Even the most sophisticated economist could only guess about the global effect of a 7.5% GDP growth rate in the Chinese economy this year. Some analysts claim this will be the slowest growth rate since 2004. Others say the rate is below where it has been for decades. Either way, slower is slower, both for the People’s Republic and for the rest of the world.
Almost any well-educated American can tell that a moderation of China’s GDP expansion is based to some extent on the slow growth of the worldwide economy, particularly in Europe. China cannot export what it cannot sell, at least not for any extended period. Even if inventories among its trade partners are low, it would take only quarter or two to restock them. GDP growth throughout much of the European Union will be negative then. Japan’s economy has slowed considerable. At a 3% GDP growth rate, the U.S. cannot by itself support the Chinese manufacturing machine.
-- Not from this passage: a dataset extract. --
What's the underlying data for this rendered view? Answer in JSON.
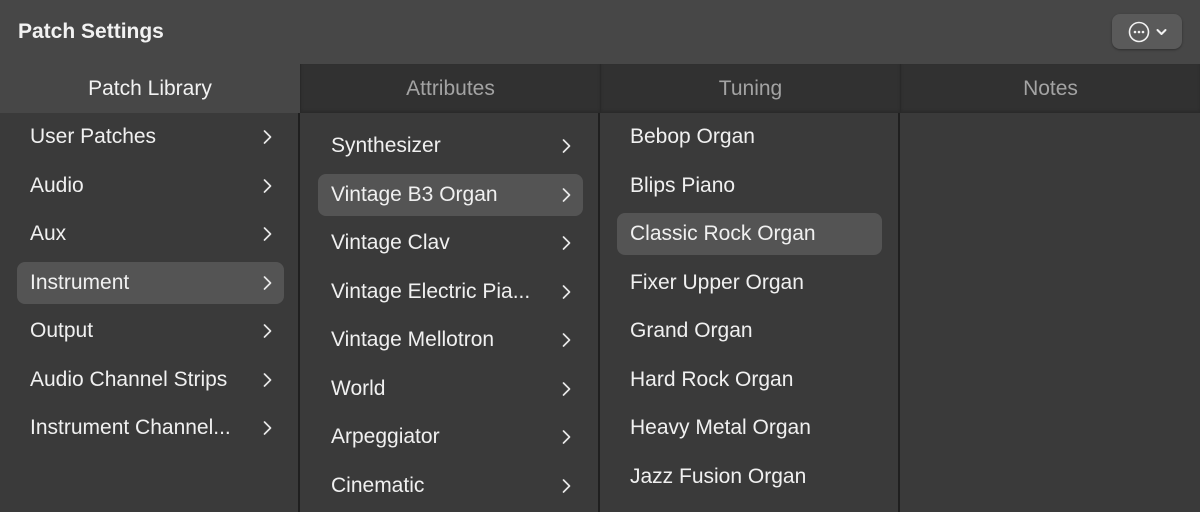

China says it will turn to internal consumer spending to fuel manufacturing. There is contradiction in that. China’s middle class was created by its factory sector. A slowdown in that sector eventually will cause a slowdown in consumer spending. Workers have fought for, and in many cases gotten, higher wages. That will not continue if demand slackens. Some Chinese factory workers may even be out of work this year and next.
China may make it easier for consumers to get credit at low interest rates. This alone will not reverse a drop in consumer spending. An increase in Chinese unemployment will take a number of people out of the consumer markets, no matter how “easy” credit is to obtain.
The improvement of China’s internal demand as a way to offset a drop in exports only works if the People’s Republic can somehow keep people employed, even if they are not needed in the private sector.